C’est un cri d’alarme que lance Allianz Trade dans un rapport sur la démographie européenne. Le vieillissement de la population et la baisse de la natalité constituent un sérieux défi pour les décennies à venir.
D’ici 2060, l’Union européenne pourrait perdre près de 30 millions d’actifs. C’est le message de l‘assureur crédit Allianz Trade qui vient de publier un rapport intitulé The Fertility Rate Paradox.
Cette projection alarmante repose sur un constat simple : la baisse continue du taux de natalité, combinée au vieillissement de la population, annonce des bouleversements économiques et sociaux important. Allianz Trade estime que « stimuler la natalité est inefficace et appelle à renforcer le marché du travail, les retraites et l’éducation. Davantage de participation, de productivité et l’implication des seniors sont nécessaires pour éviter une crise socio-économique ». Voilà qui va alimenter le débat politique sur, notamment, l’utilité de dépenser encore autant en allocations familiales, débat initiés par le MR voici quelques jours.

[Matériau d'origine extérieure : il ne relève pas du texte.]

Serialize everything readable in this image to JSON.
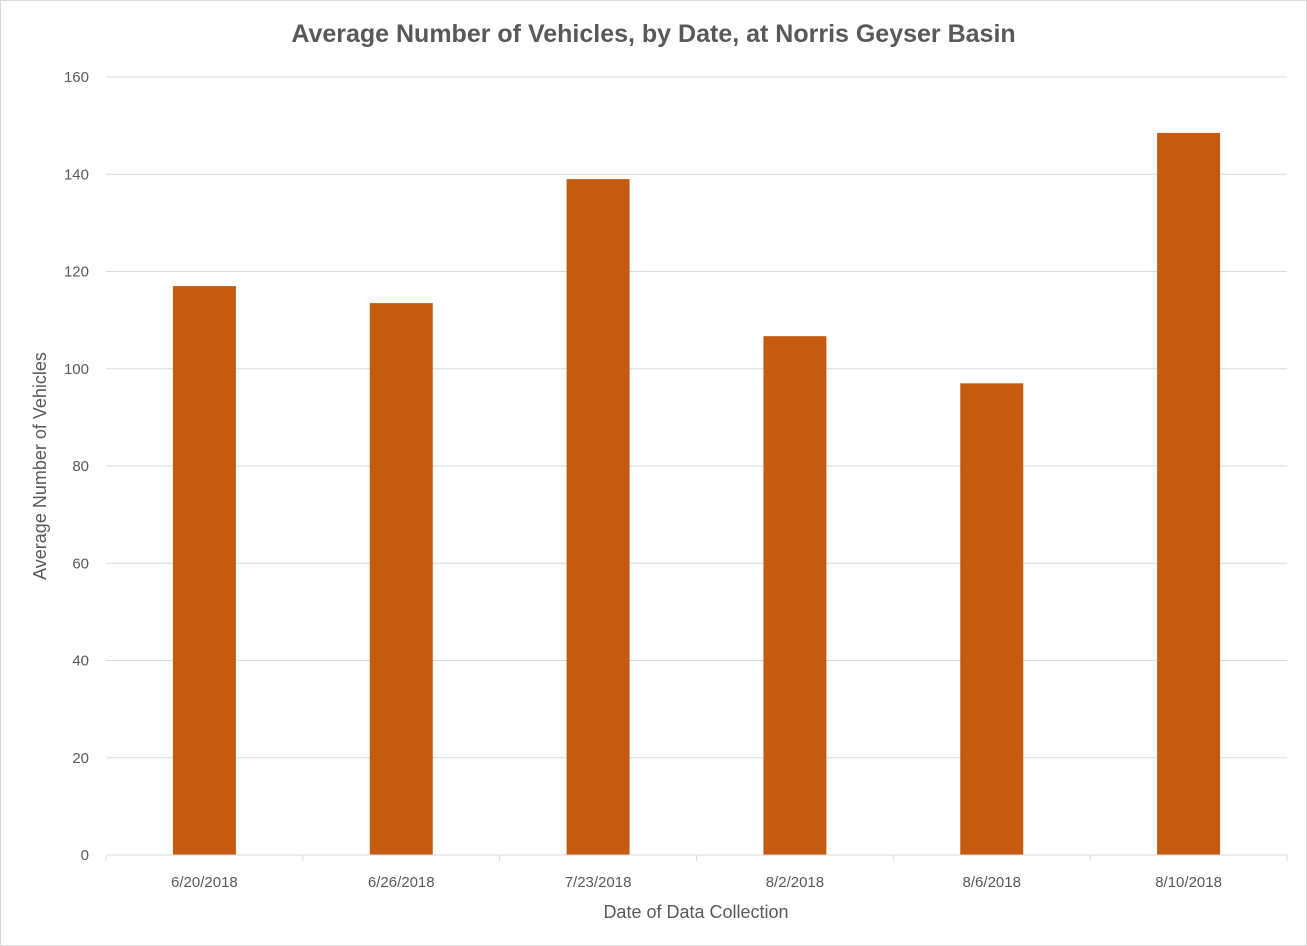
{
  "chart_data": {
    "type": "bar",
    "title": "Average Number of Vehicles, by Date, at Norris Geyser Basin",
    "xlabel": "Date of Data Collection",
    "ylabel": "Average Number of Vehicles",
    "categories": [
      "6/20/2018",
      "6/26/2018",
      "7/23/2018",
      "8/2/2018",
      "8/6/2018",
      "8/10/2018"
    ],
    "values": [
      117,
      113.5,
      139,
      106.7,
      97,
      148.5
    ],
    "ylim": [
      0,
      160
    ],
    "yticks": [
      "0",
      "20",
      "40",
      "60",
      "80",
      "100",
      "120",
      "140",
      "160"
    ],
    "grid": true,
    "legend": "none",
    "bar_color": "#C55A11"
  }
}
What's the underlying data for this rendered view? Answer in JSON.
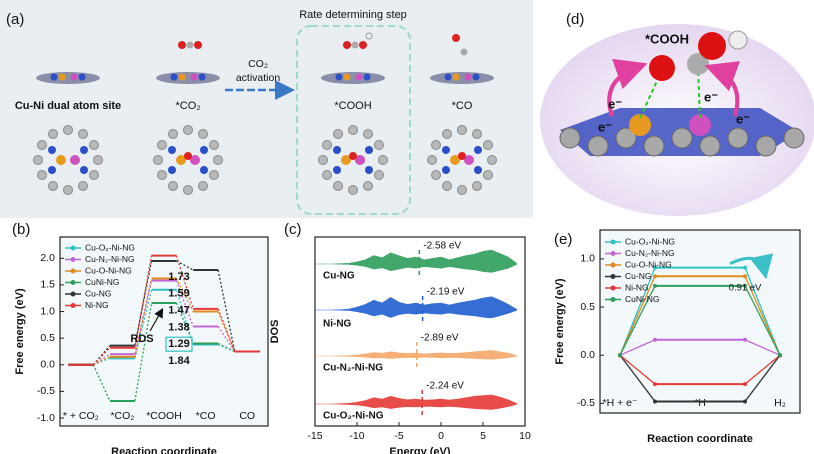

La natalité en chute libre
Depuis plusieurs décennies, les États européens investissent massivement dans les allocations familiales, les congés parentaux ou encore la garde d’enfants, observe l’assureur-crédit. Ces dispositifs, qui représentent en moyenne 2% du PIB de l’Union européenne, montent même à 4% au Danemark, champion européen en la matière. Pourtant, les résultats restent modestes : le taux de fécondité demeure bien en dessous du seuil de remplacement fixé à 2,1 enfants par femme. L’Allemagne affiche l’un des plus faibles niveaux, avec seulement 1,35 enfant par femme, tandis que la Belgique et le Luxembourg, pourtant très investis dans la politique familiale, plafonnent à 1,5 ou 1,7.

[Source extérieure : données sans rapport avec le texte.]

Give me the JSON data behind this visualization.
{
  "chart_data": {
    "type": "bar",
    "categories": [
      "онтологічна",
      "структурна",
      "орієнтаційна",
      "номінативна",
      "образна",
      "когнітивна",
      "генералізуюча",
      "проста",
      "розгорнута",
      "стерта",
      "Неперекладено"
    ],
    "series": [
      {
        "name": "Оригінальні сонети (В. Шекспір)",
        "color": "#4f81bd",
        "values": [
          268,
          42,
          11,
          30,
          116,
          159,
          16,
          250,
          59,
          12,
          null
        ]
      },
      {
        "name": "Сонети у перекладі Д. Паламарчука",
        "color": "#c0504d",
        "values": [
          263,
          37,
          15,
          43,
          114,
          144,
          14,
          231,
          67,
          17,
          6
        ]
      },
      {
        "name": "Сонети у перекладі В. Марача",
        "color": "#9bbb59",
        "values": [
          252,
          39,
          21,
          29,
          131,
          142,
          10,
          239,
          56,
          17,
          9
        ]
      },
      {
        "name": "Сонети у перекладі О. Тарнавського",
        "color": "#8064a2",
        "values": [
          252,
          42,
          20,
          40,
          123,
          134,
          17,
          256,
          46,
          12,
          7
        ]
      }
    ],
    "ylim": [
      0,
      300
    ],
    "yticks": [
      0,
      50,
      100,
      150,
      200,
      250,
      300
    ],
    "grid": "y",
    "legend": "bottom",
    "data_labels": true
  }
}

Pour Allianz Trade, cette tendance illustre la limite des politiques incitatives : ni les subventions ni les structures publiques ne semblent en mesure de freiner la dynamique de long terme qui tire la natalité vers le bas.
Un paradoxe
Allianz Trade met en lumière un paradoxe frappant. Le progrès éducatif des femmes, bénéfique en matière d’égalité et de dynamisme sociétal, s’accompagne d’un impact direct sur la démographie. « Pour maintenir la croissance économique et la prospérité, l’éducation est indispensable. Mais à mesure que de plus en plus de femmes obtiennent un diplôme de l’enseignement supérieur (ce qui est en soi une bonne chose dans une optique de diversité et d’inclusion), la croissance démographique diminue, souligne Johan Geeroms, directeur Risk Underwriting Benelux chez chez Allianz Trade. Les femmes plus diplômées ont leur premier enfant plus tard et en ont également moins. Le nombre de femmes qui n’ont pas d’enfants augmente également, poursuit-il : 15 à 20 % des femmes dans l’Union européenne restent sans enfant jusqu’à la fin de leur période de fertilité. » En 2000, seulement 20% des Européennes de 25 à 34 ans détenaient un diplôme de l’enseignement supérieur. En 2024, elles sont 49,8%. « Conséquence, observe Johan Geeroms : l’âge moyen à la première maternité est passé de 26 ans au début des années 2000 à plus de 30 ans aujourd’hui, et le nombre total d’enfants par femme diminue mécaniquement ».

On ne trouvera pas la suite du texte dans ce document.